Peggs Karl S, Quezada Sergio A, Korman Alan J, Allison James P
Howard Hughes Medical Institute, Department of Immunology, Memorial Sloan-Kettering Cancer Center, 1275 York Avenue, New York, NY 10021, USA.
Curr Opin Immunol. 2006 Apr;18(2):206-13. doi: 10.1016/j.coi.2006.01.011. Epub 2006 Feb 7.
Cytotoxic T lymphocyte antigen-4 has become recognized as one of the key negative regulators of adaptive immune responses, having a central role in the maintenance of peripheral tolerance and in shaping the repertoire of emergent T cell responses.
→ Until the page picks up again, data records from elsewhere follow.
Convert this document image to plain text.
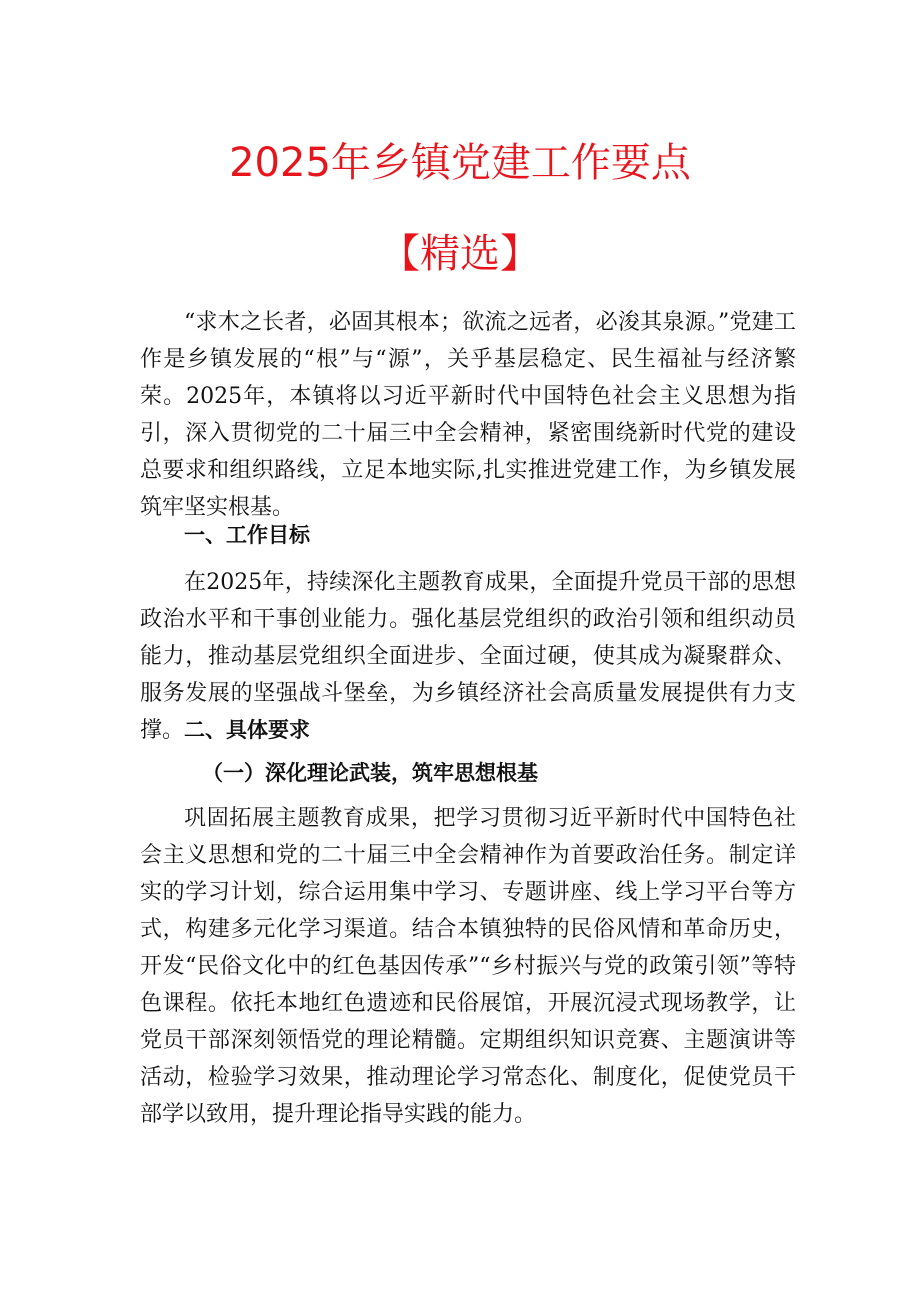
2025年乡镇党建工作要点
【精选】

“求木之长者，必固其根本；欲流之远者，必浚其泉源。”党建工作是乡镇发展的“根”与“源”，关乎基层稳定、民生福祉与经济繁荣。2025年，本镇将以习近平新时代中国特色社会主义思想为指引，深入贯彻党的二十届三中全会精神，紧密围绕新时代党的建设总要求和组织路线，立足本地实际,扎实推进党建工作，为乡镇发展筑牢坚实根基。

一、工作目标

在2025年，持续深化主题教育成果，全面提升党员干部的思想政治水平和干事创业能力。强化基层党组织的政治引领和组织动员能力，推动基层党组织全面进步、全面过硬，使其成为凝聚群众、服务发展的坚强战斗堡垒，为乡镇经济社会高质量发展提供有力支撑。 二、具体要求
（一）深化理论武装，筑牢思想根基

巩固拓展主题教育成果，把学习贯彻习近平新时代中国特色社会主义思想和党的二十届三中全会精神作为首要政治任务。制定详实的学习计划，综合运用集中学习、专题讲座、线上学习平台等方式，构建多元化学习渠道。结合本镇独特的民俗风情和革命历史，开发“民俗文化中的红色基因传承”“乡村振兴与党的政策引领”等特色课程。依托本地红色遗迹和民俗展馆，开展沉浸式现场教学，让党员干部深刻领悟党的理论精髓。定期组织知识竞赛、主题演讲等活动，检验学习效果，推动理论学习常态化、制度化，促使党员干部学以致用，提升理论指导实践的能力。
Concurrent recognition of the potential importance of inhibitory immune regulators in limiting antitumor responses, either as a result of chronic antigenic stimulation or the self-nature of many tumor-selective target antigens, has led to the development of cytotoxic T lymphocyte antigen-4-blocking antibodies as therapeutic anticancer agents. Following extensive preclinical modeling, these agents have entered clinical trials, where they are showing encouraging activity in heavily pretreated patients with advanced-stage disease, particularly with melanoma or renal carcinoma. Finding ways to dissociate antitumor activity from adverse immune events should enable actualization of their therapeutic potential in the coming years.
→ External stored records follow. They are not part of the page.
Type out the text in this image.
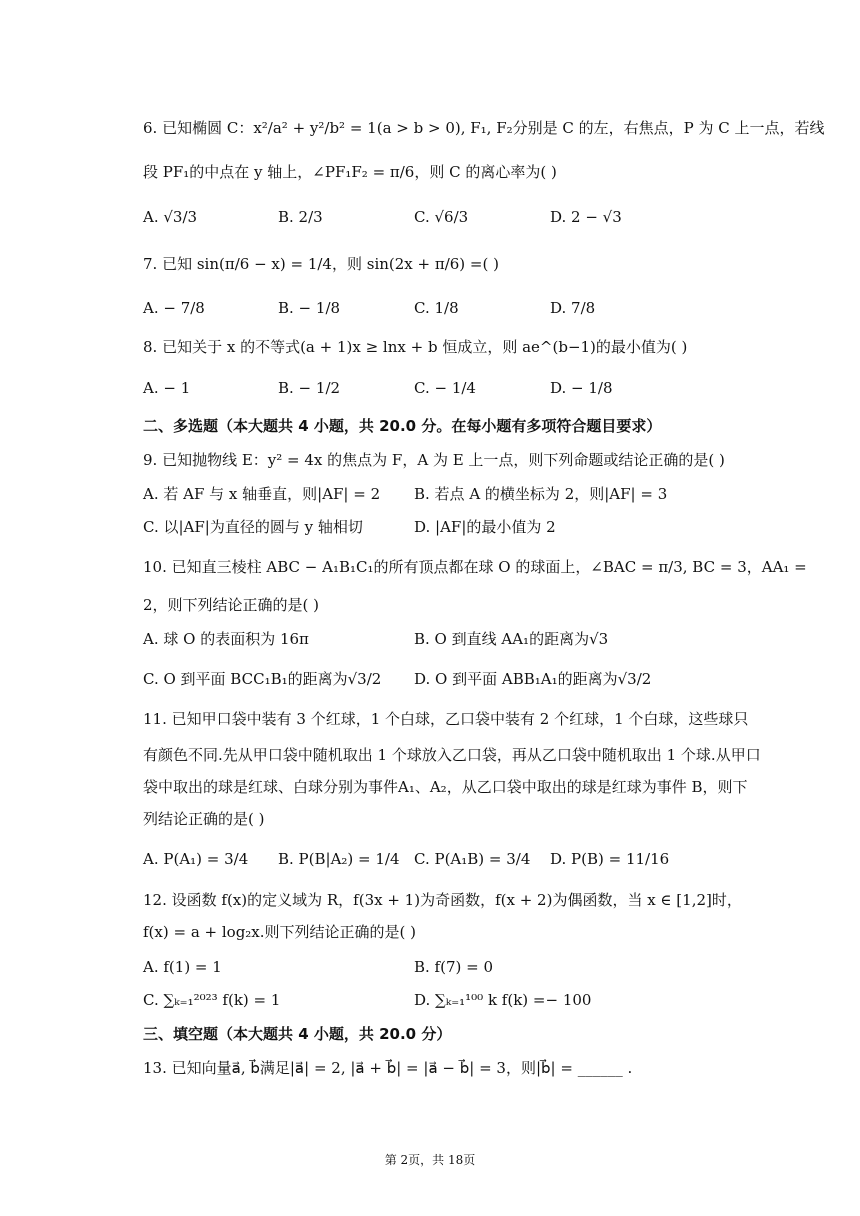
6. 已知椭圆 C：x²/a² + y²/b² = 1(a > b > 0), F₁, F₂分别是 C 的左，右焦点，P 为 C 上一点，若线
段 PF₁的中点在 y 轴上，∠PF₁F₂ = π/6，则 C 的离心率为( )
A. √3/3	B. 2/3	C. √6/3	D. 2 − √3
7. 已知 sin(π/6 − x) = 1/4，则 sin(2x + π/6) =( )
A. − 7/8	B. − 1/8	C. 1/8	D. 7/8
8. 已知关于 x 的不等式(a + 1)x ≥ lnx + b 恒成立，则 ae^(b−1)的最小值为( )
A. − 1	B. − 1/2	C. − 1/4	D. − 1/8
二、多选题（本大题共 4 小题，共 20.0 分。在每小题有多项符合题目要求）
9. 已知抛物线 E：y² = 4x 的焦点为 F，A 为 E 上一点，则下列命题或结论正确的是( )
A. 若 AF 与 x 轴垂直，则|AF| = 2 B. 若点 A 的横坐标为 2，则|AF| = 3
C. 以|AF|为直径的圆与 y 轴相切	D. |AF|的最小值为 2
10. 已知直三棱柱 ABC − A₁B₁C₁的所有顶点都在球 O 的球面上，∠BAC = π/3, BC = 3，AA₁ =
2，则下列结论正确的是( )
A. 球 O 的表面积为 16π	B. O 到直线 AA₁的距离为√3
C. O 到平面 BCC₁B₁的距离为√3/2 D. O 到平面 ABB₁A₁的距离为√3/2
11. 已知甲口袋中装有 3 个红球，1 个白球，乙口袋中装有 2 个红球，1 个白球，这些球只
有颜色不同.先从甲口袋中随机取出 1 个球放入乙口袋，再从乙口袋中随机取出 1 个球.从甲口
袋中取出的球是红球、白球分别为事件A₁、A₂，从乙口袋中取出的球是红球为事件 B，则下
列结论正确的是( )
A. P(A₁) = 3/4 B. P(B|A₂) = 1/4 C. P(A₁B) = 3/4 D. P(B) = 11/16
12. 设函数 f(x)的定义域为 R，f(3x + 1)为奇函数，f(x + 2)为偶函数，当 x ∈ [1,2]时，
f(x) = a + log₂x.则下列结论正确的是( )
A. f(1) = 1	B. f(7) = 0
C. ∑ₖ₌₁²⁰²³ f(k) = 1	D. ∑ₖ₌₁¹⁰⁰ k f(k) =− 100
三、填空题（本大题共 4 小题，共 20.0 分）
13. 已知向量a⃗, b⃗满足|a⃗| = 2, |a⃗ + b⃗| = |a⃗ − b⃗| = 3，则|b⃗| = ______ .
第 2页，共 18页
细胞毒性T淋巴细胞抗原4已被公认为适应性免疫反应的关键负调节因子之一,在维持外周免疫耐受和塑造新出现的T细胞反应库中发挥核心作用。由于慢性抗原刺激或许多肿瘤选择性靶抗原的自身性质,人们同时认识到抑制性免疫调节因子在限制抗肿瘤反应中的潜在重要性,这促使了细胞毒性T淋巴细胞抗原4阻断抗体作为治疗性抗癌药物的开发。经过广泛的临床前模型研究,这些药物已进入临床试验阶段,在晚期疾病的重度预处理患者中显示出令人鼓舞的活性,尤其是黑色素瘤或肾癌患者。找到将抗肿瘤活性与不良免疫事件分离的方法,有望在未来几年实现其治疗潜力。